Questioning and Posing Problems
WHAT DOES IT MEAN?
It is not just asking questions but seeing the value in asking the right questions. Wanting to understand the why and how and what and when and where of things. Knowing what information you will need to find to answer the questions and developing strategies to find it. Looking for problems to solve. Being sceptical especially when facts are presented without evidence.
WHY DOES IT MATTER?
Asking questions is the basis of all inquiry. Asking questions is what leads to great discoveries and makes the world a better place. Asking questions is what helps you understand not just know.
WHEN SHOULD YOU USE IT?
Every time you need to know more about a topic. Whenever you face a problem and need to find a solution. When you are presented with new ideas and need to understand them. When you want to exercise your mind.
AN EXAMPLE:
5 TOP STRATEGIES:
- Use the six starters - Who? What? When? Where? Why? How?
- Think of questions and then search for ways of finding the answers
- Keep a list of good questions you think of or encounter
- Have a questioning attitude, enjoy questions, have fun with them, see them as steps on a journey to knowledge
- Use 'Thinking Routines' that allow you to find and explore great questions
5 QUESTIONS TO ASK ABOUT YOUR THINKING:
- What makes you ask that?
- What is interesting about this question? Who is it interesting for?
- What if . . .?
- Was finding the answer too easy? Did you ask the wrong question or did you not understand the question? Is there a bigger question you have missed?
- What do you think the answer will look like, sound like, feel like? How will you know you have the answer?
THINKING ROUTINES FOR Questioning and Posing Problems
- Question Starts - Use this strategy to generate good questions and begin to identify and explore those most important to a topic
- Brainstorm a list of 12 questions or more about your topic. Use these question starters to help you:
- Why...?
- How would it be different if...?
- What are the reasons...?
- Suppose that...?
- What if...?
- What if we knew...?
- What is the purpose of...?
- What would change if...?
- Review the questions and mark those you find most interesting, share with a friend and discuss 'what makes it an interesting question?'. Reflect on the process and explore ways to investigate your questions.
- Brainstorm a list of 12 questions or more about your topic. Use these question starters to help you:
- Creative Questions - A good routine for developing questions and for training your mind to think differently about the type of questions that need to be asked. Use it to generate creative questions to explore by following these steps:
- Pick an everyday object or topic and brainstorm a list of questions about it. Transform some of these questions in imaginative questions such as:
- What would it be like if . . .
- How would it be different if . . .
- Suppose that . . .
- What would change if . . .
- How would it look different if . . .
- Select a question to imaginatively explore. Write a story, draw a picture, invent a scenario, conduct a thought experiment or dramatise a scenario
- Reflect on your thinking and the new ideas you have generated. Develop those that seem most useful.
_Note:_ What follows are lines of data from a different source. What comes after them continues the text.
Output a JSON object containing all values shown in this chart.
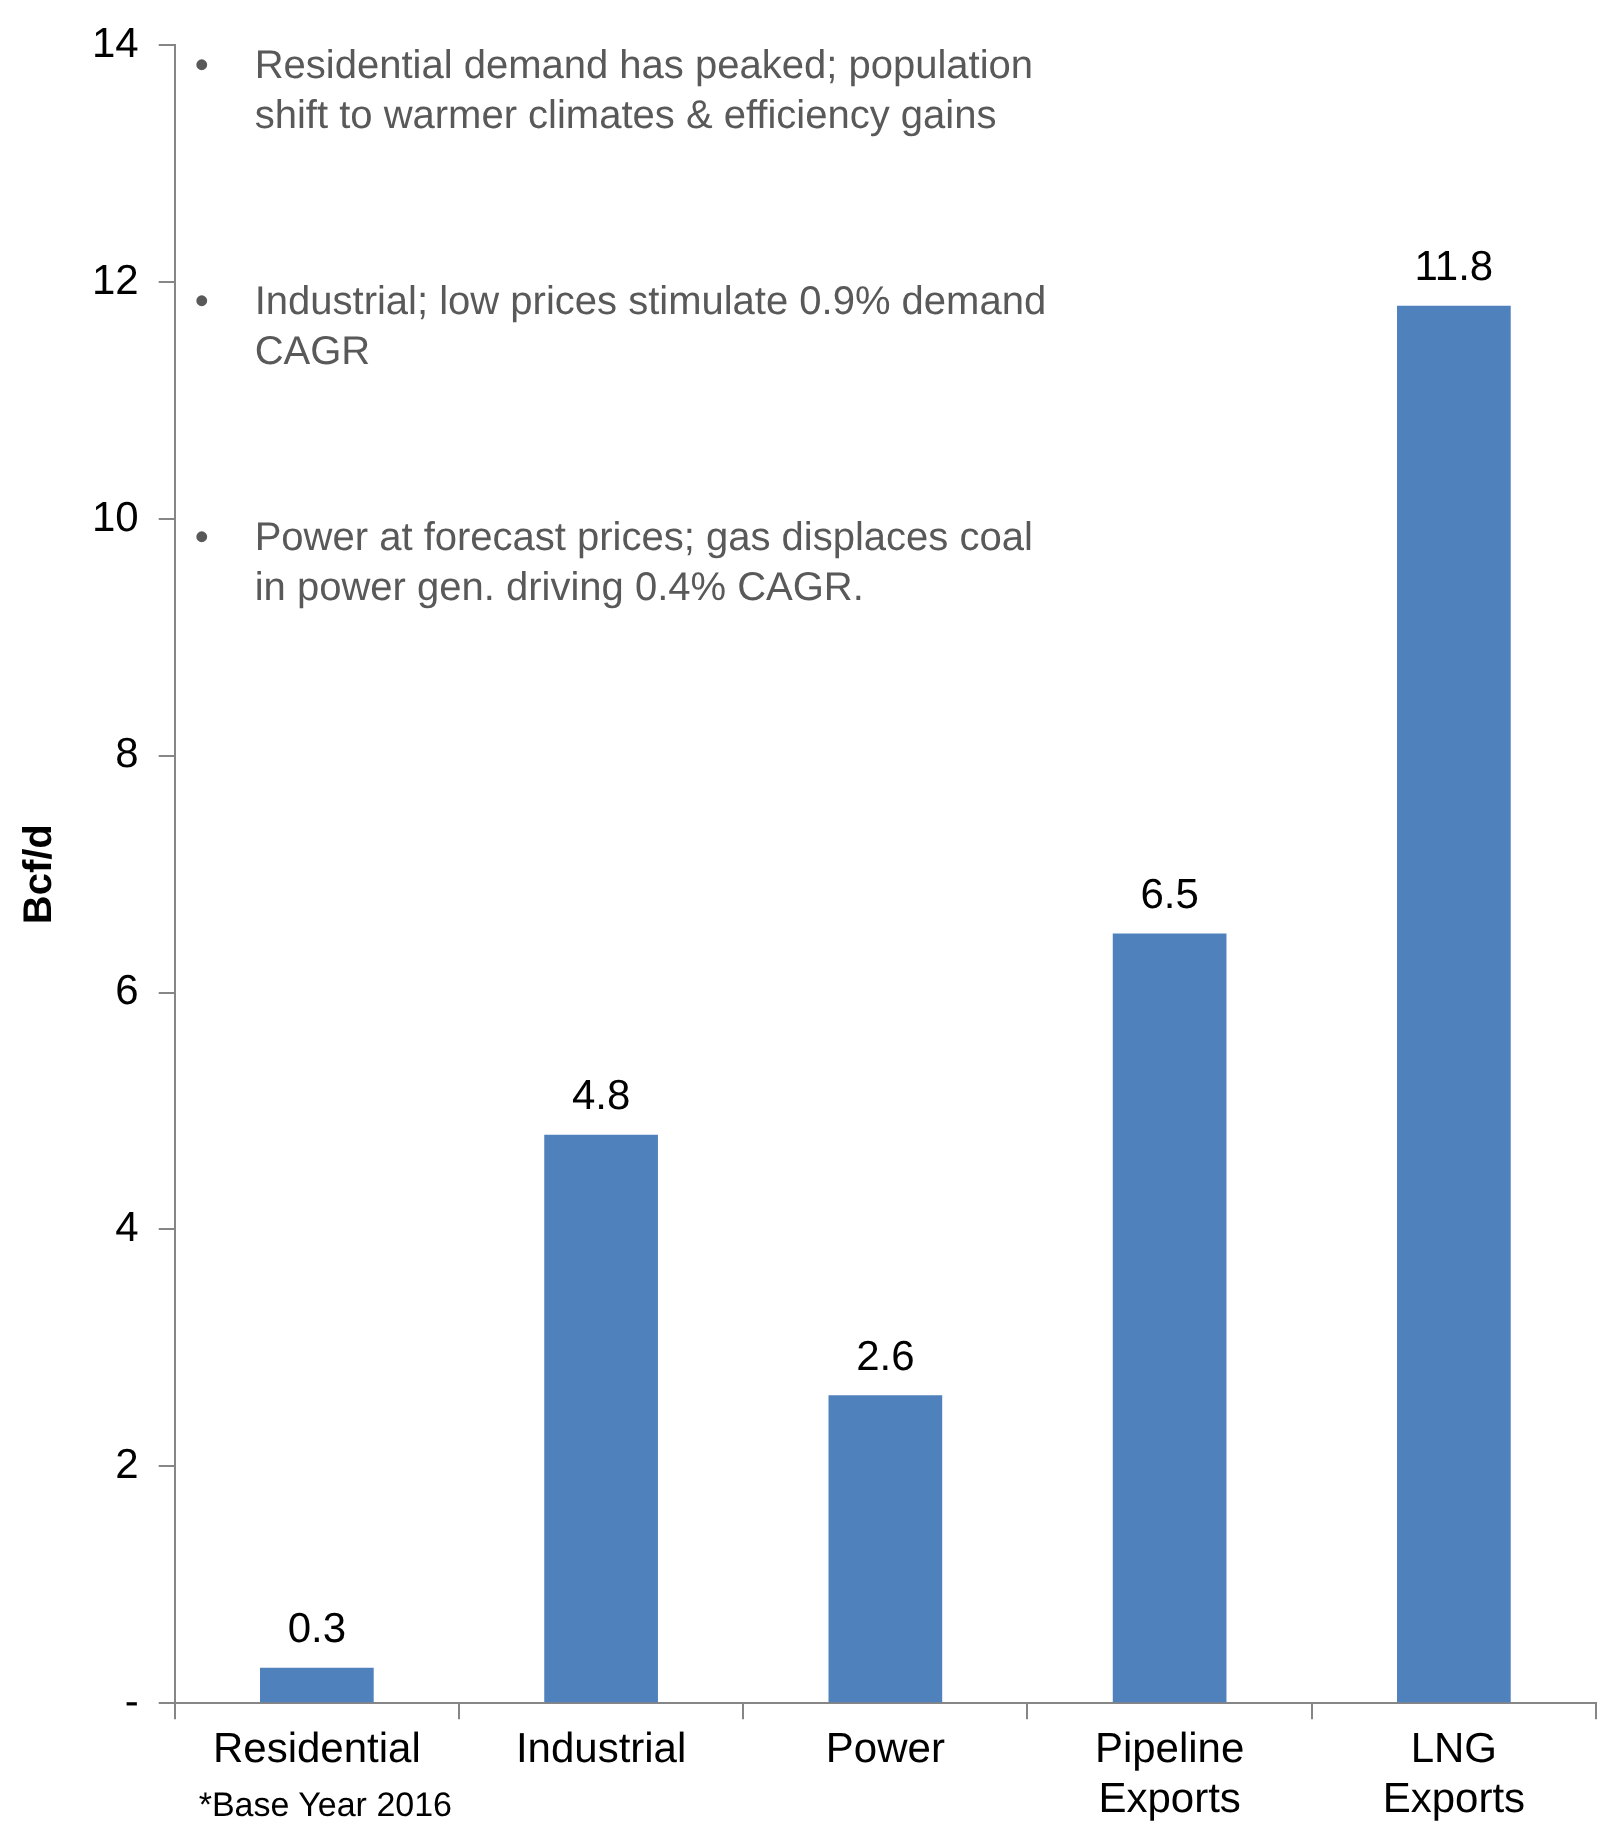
{
  "chart_data": {
    "type": "bar",
    "ylabel": "Bcf/d",
    "categories": [
      "Residential",
      "Industrial",
      "Power",
      "Pipeline Exports",
      "LNG Exports"
    ],
    "values": [
      0.3,
      4.8,
      2.6,
      6.5,
      11.8
    ],
    "color": "#4f81bd",
    "data_labels": true,
    "ylim": [
      0,
      14
    ],
    "yticks": [
      {
        "value": 0,
        "label": "-"
      },
      2,
      4,
      6,
      8,
      10,
      12,
      14
    ],
    "grid": false,
    "annotations": [
      "• Residential demand has peaked; population shift to warmer climates & efficiency gains",
      "• Industrial; low prices stimulate 0.9% demand CAGR",
      "• Power at forecast prices; gas displaces coal in power gen. driving 0.4% CAGR.",
      "*Base Year 2016"
    ]
  }
}
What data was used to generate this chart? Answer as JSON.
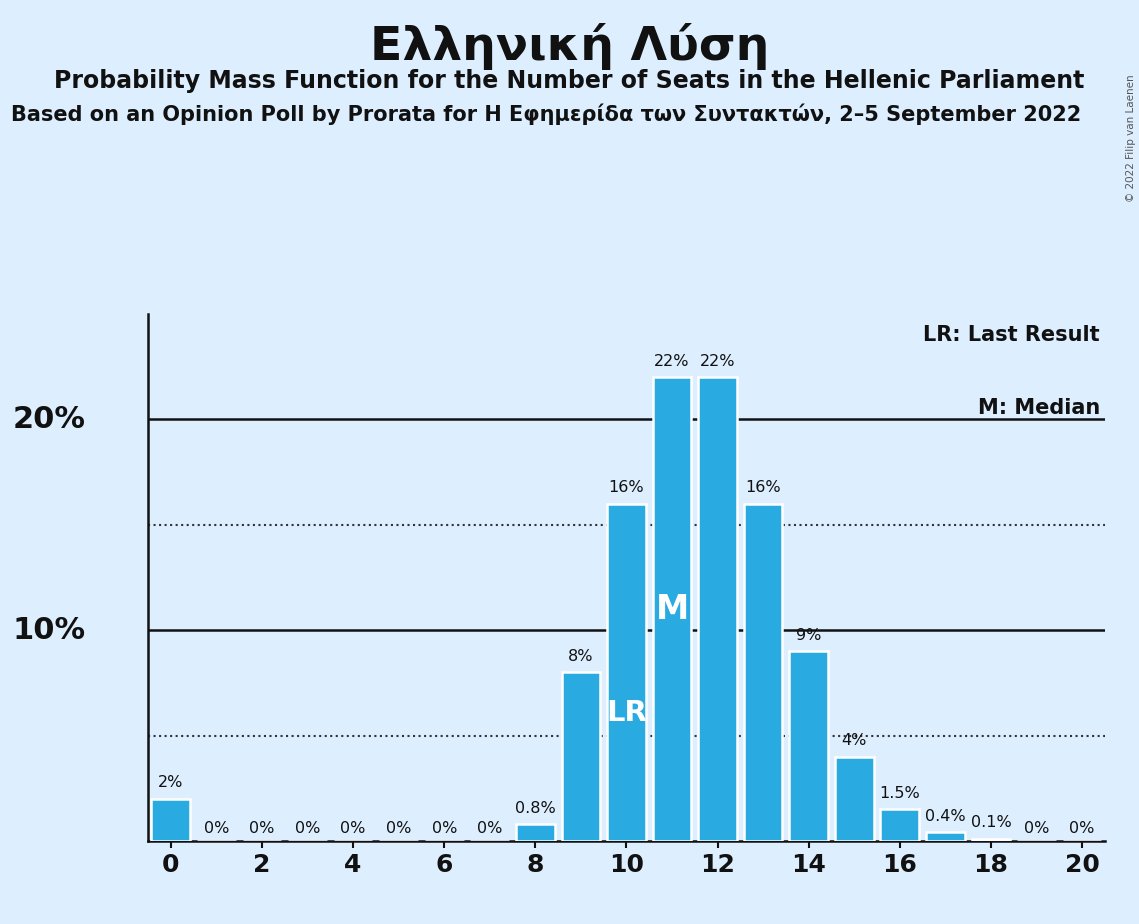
{
  "title": "Ελληνική Λύση",
  "subtitle1": "Probability Mass Function for the Number of Seats in the Hellenic Parliament",
  "subtitle2": "Based on an Opinion Poll by Prorata for Η Εφημερίδα των Συντακτών, 2–5 September 2022",
  "copyright": "© 2022 Filip van Laenen",
  "seats": [
    0,
    1,
    2,
    3,
    4,
    5,
    6,
    7,
    8,
    9,
    10,
    11,
    12,
    13,
    14,
    15,
    16,
    17,
    18,
    19,
    20
  ],
  "probabilities": [
    2.0,
    0.0,
    0.0,
    0.0,
    0.0,
    0.0,
    0.0,
    0.0,
    0.8,
    8.0,
    16.0,
    22.0,
    22.0,
    16.0,
    9.0,
    4.0,
    1.5,
    0.4,
    0.1,
    0.0,
    0.0
  ],
  "bar_labels": [
    "2%",
    "0%",
    "0%",
    "0%",
    "0%",
    "0%",
    "0%",
    "0%",
    "0.8%",
    "8%",
    "16%",
    "22%",
    "22%",
    "16%",
    "9%",
    "4%",
    "1.5%",
    "0.4%",
    "0.1%",
    "0%",
    "0%"
  ],
  "bar_color": "#29abe2",
  "background_color": "#ddeeff",
  "LR_seat": 10,
  "M_seat": 11,
  "dotted_lines": [
    5.0,
    15.0
  ],
  "solid_lines": [
    10.0,
    20.0
  ],
  "xtick_positions": [
    0,
    2,
    4,
    6,
    8,
    10,
    12,
    14,
    16,
    18,
    20
  ],
  "ytick_positions": [
    10,
    20
  ],
  "ytick_labels": [
    "10%",
    "20%"
  ],
  "xlim": [
    -0.5,
    20.5
  ],
  "ylim": [
    0,
    25
  ],
  "legend_LR": "LR: Last Result",
  "legend_M": "M: Median",
  "title_fontsize": 34,
  "subtitle1_fontsize": 17,
  "subtitle2_fontsize": 15,
  "bar_label_fontsize": 11.5,
  "ytick_fontsize": 22,
  "xtick_fontsize": 18
}
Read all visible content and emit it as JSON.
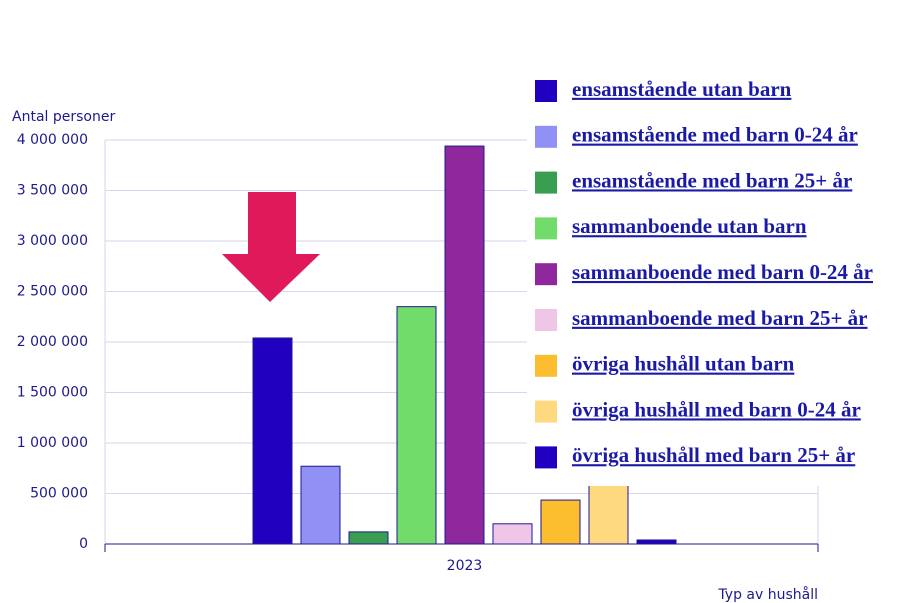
{
  "chart_data": {
    "type": "bar",
    "y_axis_label": "Antal personer",
    "x_axis_label": "Typ av hushåll",
    "categories": [
      "2023"
    ],
    "series": [
      {
        "name": "ensamstående utan barn",
        "color": "#2200c0",
        "values": [
          2040000
        ]
      },
      {
        "name": "ensamstående med barn 0-24 år",
        "color": "#9191f5",
        "values": [
          770000
        ]
      },
      {
        "name": "ensamstående med barn 25+ år",
        "color": "#3a9e50",
        "values": [
          120000
        ]
      },
      {
        "name": "sammanboende utan barn",
        "color": "#72dc6a",
        "values": [
          2350000
        ]
      },
      {
        "name": "sammanboende med barn 0-24 år",
        "color": "#8e289c",
        "values": [
          3940000
        ]
      },
      {
        "name": "sammanboende med barn 25+ år",
        "color": "#f0c6e8",
        "values": [
          200000
        ]
      },
      {
        "name": "övriga hushåll utan barn",
        "color": "#fcbe2e",
        "values": [
          435000
        ]
      },
      {
        "name": "övriga hushåll med barn 0-24 år",
        "color": "#ffd980",
        "values": [
          590000
        ]
      },
      {
        "name": "övriga hushåll med barn 25+ år",
        "color": "#2200c0",
        "values": [
          40000
        ]
      }
    ],
    "ylim": [
      0,
      4000000
    ],
    "yticks": [
      {
        "value": 0,
        "label": "0"
      },
      {
        "value": 500000,
        "label": "500 000"
      },
      {
        "value": 1000000,
        "label": "1 000 000"
      },
      {
        "value": 1500000,
        "label": "1 500 000"
      },
      {
        "value": 2000000,
        "label": "2 000 000"
      },
      {
        "value": 2500000,
        "label": "2 500 000"
      },
      {
        "value": 3000000,
        "label": "3 000 000"
      },
      {
        "value": 3500000,
        "label": "3 500 000"
      },
      {
        "value": 4000000,
        "label": "4 000 000"
      }
    ],
    "grid": true
  }
}
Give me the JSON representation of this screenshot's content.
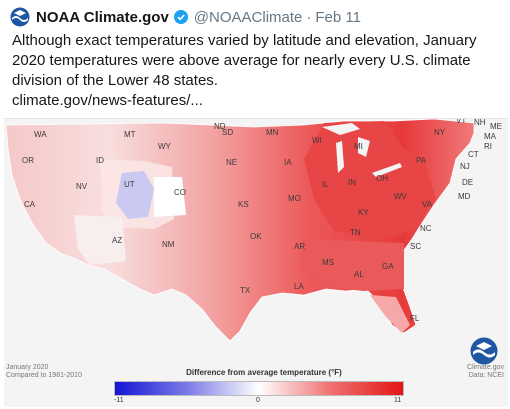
{
  "tweet": {
    "author": "NOAA Climate.gov",
    "handle": "@NOAAClimate",
    "separator": "·",
    "date": "Feb 11",
    "text": "Although exact temperatures varied by latitude and elevation, January 2020 temperatures were above average for nearly every U.S. climate division of the Lower 48 states.",
    "link": "climate.gov/news-features/..."
  },
  "map": {
    "caption_line1": "January 2020",
    "caption_line2": "Compared to 1981-2010",
    "credit_line1": "Climate.gov",
    "credit_line2": "Data: NCEI",
    "legend_title": "Difference from average temperature (°F)",
    "legend_min": "-11",
    "legend_mid": "0",
    "legend_max": "11",
    "state_labels": [
      "WA",
      "MT",
      "ND",
      "MN",
      "VT",
      "NH",
      "ME",
      "MA",
      "RI",
      "CT",
      "NY",
      "SD",
      "WI",
      "MI",
      "OR",
      "ID",
      "WY",
      "NE",
      "IA",
      "PA",
      "NJ",
      "DE",
      "MD",
      "CA",
      "NV",
      "UT",
      "CO",
      "KS",
      "MO",
      "IL",
      "IN",
      "OH",
      "WV",
      "VA",
      "KY",
      "TN",
      "NC",
      "AZ",
      "NM",
      "OK",
      "AR",
      "SC",
      "MS",
      "AL",
      "GA",
      "TX",
      "LA",
      "FL"
    ],
    "colors": {
      "cold": "#1515d6",
      "neutral": "#ffffff",
      "warm": "#e31515"
    }
  },
  "icons": {
    "avatar": "noaa-logo-icon",
    "verified": "verified-badge-icon",
    "badge": "noaa-badge-icon"
  }
}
- Pick an everyday object or topic and brainstorm a list of questions about it. Transform some of these questions in imaginative questions such as:
- Claim, Support, Question - Use this routine to identify the truth of claims you or others make. Take a claim about the topic and identify support for it; What is it relying on for truth? Ask questions about your claim that explore what isn't explained, what new issues does the claim raise? Useful to use with a friend asking the questions.
- 5 Whys - This model of asking 'Why?' five times allows you to dig deeper into a problem. Begin by asking a 'Why' question. Listen to the answer from others or from your self, then ask a 'Why' question that digs deeper into the answer provided. Repeat this process so that you have asked 5 'Why' questions each revealing more information and each at a deeper level of understanding.
- What makes you say that? - A powerful question for encouraging deeper thinking and one that works best when students learn that this question is not an attack on their thinking but is aimed at revealing more detail. Here is a list of similar Questions that Encourage Deeper Thinking.
- What makes you say that?
- What makes you think that?
- How do you know that?
- What makes you value that?
- What has changed about your thinking?
- What changed you mind?
- What questions does that raise?
- What question would a sceptic ask?
- What evidence do you have?
- What is the weak point in your argument?
- Who would agree with you? - Who would disagree with you?
- What do you still need to know?
- What else?
- What is missing?
- Where do you go from here?
- What part of the problem is left?
- What are you certain about? Why?
- What do you understand least?
- Can you summarise what X said?
- Is Y’s summary accurate, if not, what is inaccurate?